An article in the March 14th issue of the New Yorker describes the negative effects of sex offender laws on juveniles who get caught up in a legal system designed to protect children from adult sexual predators. Adolescent sexual experimentation, especially when accompanied by age mismatch, and child misbehavior have become criminalized in ways that those interviewed in the article see as unintended, mistaken, and counterproductive.


The unanalyzed premise of the article, however, is that the public labeling of adult sex offenders is good public policy. The logic underlying public notification laws for adults would seem to be sound: if a known sex offender is looking for a new victim, isn’t it useful if the offender’s neighbors know the person is a threat and can take measures to reduce their own risk of victimization?


In an article in Regulation Professor J. J. Prescott of the University of Michigan Law School examines the separate effects of police registration and public notification requirements on the incidence of sexual attacks. He concludes that “each additional sex offender registered per 10,000 people reduces the annual number of sex offenses reported per 10,000 people on average by 0.098 crimes (from a starting point of 9.17 crimes). This sizeable reduction (1.07 percent) buttresses the idea that we may be able to use law enforcement supervision to combat sex offender recidivism.” But the reduction is confined to friends and neighbors and has no effect on sex offenses against strangers.

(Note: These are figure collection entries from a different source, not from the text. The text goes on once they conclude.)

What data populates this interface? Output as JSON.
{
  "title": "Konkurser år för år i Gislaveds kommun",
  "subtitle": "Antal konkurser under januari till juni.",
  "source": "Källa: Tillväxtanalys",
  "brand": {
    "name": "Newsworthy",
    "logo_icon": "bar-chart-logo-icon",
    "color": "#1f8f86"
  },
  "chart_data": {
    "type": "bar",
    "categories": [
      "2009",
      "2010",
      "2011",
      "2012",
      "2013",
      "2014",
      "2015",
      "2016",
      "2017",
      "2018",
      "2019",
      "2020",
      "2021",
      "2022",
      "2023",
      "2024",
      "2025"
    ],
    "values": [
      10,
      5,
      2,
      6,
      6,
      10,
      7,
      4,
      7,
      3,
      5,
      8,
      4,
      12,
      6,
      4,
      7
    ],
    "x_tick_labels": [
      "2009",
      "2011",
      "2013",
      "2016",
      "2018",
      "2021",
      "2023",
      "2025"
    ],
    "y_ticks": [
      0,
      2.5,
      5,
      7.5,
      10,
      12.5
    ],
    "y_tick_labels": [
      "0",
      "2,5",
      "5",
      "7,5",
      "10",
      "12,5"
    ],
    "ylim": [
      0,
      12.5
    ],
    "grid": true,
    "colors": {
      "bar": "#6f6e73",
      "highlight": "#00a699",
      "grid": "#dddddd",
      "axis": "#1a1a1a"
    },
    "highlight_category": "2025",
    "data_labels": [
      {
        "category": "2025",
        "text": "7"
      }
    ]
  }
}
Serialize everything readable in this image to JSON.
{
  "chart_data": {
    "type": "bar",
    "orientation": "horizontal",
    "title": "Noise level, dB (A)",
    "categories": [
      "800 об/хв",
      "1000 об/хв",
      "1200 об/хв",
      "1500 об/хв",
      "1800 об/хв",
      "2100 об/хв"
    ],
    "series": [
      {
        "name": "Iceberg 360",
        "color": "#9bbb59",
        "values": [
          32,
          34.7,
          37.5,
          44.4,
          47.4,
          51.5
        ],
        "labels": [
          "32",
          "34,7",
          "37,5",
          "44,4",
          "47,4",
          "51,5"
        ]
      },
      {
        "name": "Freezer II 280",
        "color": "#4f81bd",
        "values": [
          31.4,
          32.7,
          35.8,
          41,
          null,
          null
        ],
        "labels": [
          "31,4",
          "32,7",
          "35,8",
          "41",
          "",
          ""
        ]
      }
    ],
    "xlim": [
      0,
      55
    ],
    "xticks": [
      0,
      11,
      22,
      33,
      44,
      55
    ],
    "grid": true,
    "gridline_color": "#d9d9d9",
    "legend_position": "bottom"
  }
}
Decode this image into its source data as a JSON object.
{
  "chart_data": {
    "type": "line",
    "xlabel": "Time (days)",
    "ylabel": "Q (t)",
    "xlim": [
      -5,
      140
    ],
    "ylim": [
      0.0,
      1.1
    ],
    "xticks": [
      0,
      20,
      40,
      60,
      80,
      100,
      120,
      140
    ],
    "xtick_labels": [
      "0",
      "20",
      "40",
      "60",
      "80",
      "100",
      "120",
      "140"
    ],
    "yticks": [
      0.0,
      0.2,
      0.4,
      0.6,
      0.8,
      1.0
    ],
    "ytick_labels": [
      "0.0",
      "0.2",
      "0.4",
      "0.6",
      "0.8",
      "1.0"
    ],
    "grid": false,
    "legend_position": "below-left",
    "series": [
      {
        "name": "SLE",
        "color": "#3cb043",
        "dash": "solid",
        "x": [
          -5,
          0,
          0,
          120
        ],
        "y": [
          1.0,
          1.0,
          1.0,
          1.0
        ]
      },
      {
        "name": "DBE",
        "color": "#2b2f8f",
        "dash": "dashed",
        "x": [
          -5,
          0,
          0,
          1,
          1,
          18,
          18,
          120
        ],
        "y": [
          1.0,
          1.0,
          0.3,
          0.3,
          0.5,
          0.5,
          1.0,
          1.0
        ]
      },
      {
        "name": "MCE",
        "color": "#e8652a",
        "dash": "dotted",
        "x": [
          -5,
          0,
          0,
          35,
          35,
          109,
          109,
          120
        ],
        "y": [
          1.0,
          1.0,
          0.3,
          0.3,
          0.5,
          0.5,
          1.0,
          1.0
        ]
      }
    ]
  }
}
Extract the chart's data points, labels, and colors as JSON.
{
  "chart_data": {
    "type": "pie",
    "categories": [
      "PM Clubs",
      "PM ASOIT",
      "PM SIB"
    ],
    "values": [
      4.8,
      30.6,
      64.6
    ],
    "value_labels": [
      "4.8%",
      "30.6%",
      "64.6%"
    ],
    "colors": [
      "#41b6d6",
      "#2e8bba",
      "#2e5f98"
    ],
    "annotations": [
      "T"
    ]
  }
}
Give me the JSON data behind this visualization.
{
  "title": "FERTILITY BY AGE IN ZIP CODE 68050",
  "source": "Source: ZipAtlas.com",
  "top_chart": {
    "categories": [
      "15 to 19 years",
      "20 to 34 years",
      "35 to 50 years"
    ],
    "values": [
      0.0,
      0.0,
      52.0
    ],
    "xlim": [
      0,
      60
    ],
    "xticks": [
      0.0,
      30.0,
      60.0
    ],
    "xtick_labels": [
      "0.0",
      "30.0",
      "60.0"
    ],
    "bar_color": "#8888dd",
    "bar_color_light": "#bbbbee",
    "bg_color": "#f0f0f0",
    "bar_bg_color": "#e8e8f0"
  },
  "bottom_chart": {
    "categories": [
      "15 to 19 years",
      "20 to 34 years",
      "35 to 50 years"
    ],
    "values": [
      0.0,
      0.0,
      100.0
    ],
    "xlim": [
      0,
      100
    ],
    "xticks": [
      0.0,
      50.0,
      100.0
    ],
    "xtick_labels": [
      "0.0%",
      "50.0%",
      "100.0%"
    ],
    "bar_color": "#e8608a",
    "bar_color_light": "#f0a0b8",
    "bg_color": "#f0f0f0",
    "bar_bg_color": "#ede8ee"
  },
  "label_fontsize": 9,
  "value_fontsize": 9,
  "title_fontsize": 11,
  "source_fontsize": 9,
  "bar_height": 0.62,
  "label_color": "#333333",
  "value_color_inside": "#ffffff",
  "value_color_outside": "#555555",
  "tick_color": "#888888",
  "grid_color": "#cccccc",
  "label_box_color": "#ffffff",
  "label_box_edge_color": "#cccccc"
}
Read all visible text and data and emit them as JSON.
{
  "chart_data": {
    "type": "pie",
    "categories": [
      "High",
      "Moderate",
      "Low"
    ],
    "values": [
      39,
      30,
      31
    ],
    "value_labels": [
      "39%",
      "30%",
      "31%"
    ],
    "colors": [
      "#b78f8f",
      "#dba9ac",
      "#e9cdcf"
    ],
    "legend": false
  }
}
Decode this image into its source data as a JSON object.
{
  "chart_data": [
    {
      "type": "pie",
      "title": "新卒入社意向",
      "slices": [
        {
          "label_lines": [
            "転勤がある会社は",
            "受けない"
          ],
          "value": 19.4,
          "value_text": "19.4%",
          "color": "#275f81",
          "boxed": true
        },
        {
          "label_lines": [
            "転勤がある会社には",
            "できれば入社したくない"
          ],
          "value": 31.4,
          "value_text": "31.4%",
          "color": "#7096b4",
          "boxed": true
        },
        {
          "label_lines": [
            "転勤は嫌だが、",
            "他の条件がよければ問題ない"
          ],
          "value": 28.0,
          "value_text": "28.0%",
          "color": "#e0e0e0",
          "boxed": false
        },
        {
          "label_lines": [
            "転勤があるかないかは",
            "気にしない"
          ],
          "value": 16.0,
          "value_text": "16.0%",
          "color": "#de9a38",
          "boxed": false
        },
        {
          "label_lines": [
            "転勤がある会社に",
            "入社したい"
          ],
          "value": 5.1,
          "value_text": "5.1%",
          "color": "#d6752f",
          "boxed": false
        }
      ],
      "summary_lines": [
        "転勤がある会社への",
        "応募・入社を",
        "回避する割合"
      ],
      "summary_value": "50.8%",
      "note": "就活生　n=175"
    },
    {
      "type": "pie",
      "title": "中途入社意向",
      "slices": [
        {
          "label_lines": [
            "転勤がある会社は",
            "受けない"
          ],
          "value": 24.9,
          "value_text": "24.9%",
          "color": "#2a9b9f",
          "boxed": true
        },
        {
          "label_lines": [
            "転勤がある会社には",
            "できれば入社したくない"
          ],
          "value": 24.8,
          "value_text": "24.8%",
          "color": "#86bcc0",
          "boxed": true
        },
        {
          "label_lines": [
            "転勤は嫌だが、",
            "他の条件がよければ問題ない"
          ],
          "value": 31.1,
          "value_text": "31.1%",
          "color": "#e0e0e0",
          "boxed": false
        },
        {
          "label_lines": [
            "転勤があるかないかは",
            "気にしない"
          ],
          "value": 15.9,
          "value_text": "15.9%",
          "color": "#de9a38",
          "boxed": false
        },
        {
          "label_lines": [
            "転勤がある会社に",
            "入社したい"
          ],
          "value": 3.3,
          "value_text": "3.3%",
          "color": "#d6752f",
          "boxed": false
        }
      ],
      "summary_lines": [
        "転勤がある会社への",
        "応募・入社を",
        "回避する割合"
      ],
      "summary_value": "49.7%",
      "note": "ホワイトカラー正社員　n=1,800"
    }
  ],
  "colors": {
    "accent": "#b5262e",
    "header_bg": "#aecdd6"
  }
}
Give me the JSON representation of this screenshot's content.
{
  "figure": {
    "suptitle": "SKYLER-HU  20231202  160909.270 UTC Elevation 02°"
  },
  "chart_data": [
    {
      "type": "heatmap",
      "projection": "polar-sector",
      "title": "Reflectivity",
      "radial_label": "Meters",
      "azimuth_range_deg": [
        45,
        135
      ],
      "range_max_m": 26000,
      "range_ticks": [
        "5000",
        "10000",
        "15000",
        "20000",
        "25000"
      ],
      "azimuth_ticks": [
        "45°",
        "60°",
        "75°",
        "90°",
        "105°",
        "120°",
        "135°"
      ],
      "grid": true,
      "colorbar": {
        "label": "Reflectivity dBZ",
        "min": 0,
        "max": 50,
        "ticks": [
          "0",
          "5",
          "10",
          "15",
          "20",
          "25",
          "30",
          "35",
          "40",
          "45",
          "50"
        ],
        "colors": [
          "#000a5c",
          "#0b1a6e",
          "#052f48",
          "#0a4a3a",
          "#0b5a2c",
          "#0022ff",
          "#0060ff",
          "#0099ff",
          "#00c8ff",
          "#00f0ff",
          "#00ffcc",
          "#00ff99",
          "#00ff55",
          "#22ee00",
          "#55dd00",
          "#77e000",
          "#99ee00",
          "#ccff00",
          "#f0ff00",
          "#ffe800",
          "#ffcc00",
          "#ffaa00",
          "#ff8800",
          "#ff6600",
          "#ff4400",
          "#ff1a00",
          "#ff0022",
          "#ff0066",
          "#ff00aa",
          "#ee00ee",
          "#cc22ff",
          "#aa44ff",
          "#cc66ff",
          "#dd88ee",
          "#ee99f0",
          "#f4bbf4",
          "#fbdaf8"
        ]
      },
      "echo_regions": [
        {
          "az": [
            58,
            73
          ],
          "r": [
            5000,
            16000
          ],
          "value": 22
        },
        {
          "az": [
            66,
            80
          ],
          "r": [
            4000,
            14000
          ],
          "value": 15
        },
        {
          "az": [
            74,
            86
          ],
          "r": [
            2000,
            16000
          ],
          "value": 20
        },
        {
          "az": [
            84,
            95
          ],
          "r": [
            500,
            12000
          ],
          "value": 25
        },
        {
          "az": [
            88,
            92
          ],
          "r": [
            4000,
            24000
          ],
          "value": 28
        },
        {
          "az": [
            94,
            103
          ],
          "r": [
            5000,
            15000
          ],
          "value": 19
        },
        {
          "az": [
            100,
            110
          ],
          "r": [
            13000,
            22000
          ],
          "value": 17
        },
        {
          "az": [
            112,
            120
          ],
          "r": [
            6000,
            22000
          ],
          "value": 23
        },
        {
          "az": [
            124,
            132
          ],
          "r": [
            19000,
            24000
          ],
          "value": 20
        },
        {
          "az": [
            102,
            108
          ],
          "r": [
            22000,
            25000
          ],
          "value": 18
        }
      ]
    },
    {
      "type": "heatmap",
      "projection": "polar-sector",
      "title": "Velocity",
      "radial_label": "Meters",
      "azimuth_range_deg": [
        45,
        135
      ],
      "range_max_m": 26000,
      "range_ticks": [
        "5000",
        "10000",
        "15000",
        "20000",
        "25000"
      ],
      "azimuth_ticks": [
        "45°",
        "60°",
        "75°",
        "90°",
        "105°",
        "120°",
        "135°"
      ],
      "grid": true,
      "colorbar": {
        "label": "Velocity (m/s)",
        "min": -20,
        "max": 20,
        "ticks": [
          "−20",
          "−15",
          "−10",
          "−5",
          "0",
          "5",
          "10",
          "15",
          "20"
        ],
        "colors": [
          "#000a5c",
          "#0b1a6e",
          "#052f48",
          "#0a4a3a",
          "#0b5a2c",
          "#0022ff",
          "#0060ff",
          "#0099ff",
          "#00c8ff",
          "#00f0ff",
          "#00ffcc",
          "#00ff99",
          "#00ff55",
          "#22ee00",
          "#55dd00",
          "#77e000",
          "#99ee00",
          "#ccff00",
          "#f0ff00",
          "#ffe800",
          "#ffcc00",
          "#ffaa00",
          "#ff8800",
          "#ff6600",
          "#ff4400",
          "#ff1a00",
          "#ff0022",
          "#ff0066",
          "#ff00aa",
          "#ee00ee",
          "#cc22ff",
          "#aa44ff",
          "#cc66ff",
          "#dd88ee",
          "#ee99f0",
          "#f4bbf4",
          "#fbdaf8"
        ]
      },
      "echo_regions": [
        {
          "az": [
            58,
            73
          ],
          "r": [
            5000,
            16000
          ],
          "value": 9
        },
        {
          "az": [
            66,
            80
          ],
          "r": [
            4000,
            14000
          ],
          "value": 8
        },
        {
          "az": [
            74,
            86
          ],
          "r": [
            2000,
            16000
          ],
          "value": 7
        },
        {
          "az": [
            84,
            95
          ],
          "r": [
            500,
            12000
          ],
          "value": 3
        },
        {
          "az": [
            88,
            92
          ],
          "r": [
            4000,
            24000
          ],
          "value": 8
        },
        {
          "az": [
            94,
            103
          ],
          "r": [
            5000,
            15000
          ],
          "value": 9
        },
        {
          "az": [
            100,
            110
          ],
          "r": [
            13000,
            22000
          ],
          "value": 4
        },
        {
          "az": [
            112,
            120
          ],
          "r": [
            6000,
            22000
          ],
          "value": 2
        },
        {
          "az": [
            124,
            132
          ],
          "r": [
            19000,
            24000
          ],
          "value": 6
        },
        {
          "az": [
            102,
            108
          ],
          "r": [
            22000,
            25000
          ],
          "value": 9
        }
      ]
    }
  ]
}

In contrast public notification deters those who are not already registered but increases recidivism among those who are. “… for a registry of average size, instituting a notification regime has the aggregate effect in these data of increasing the number of sex offenses by more than 1.57 percent, with all deterrence gains more than offset.” “… the more difficult, lonely, and unstable our laws make a registered sex offender’s life, the more likely he is to return to crime—and the less he has to lose by committing these new crimes.” “…if these laws impose significant burdens on a large share of former offenders, and if only a limited number of potential victims benefit from knowing who and where sex offenders are, then we should not be surprised to observe more recidivism under notification, with recidivism rates rising as notification expands.”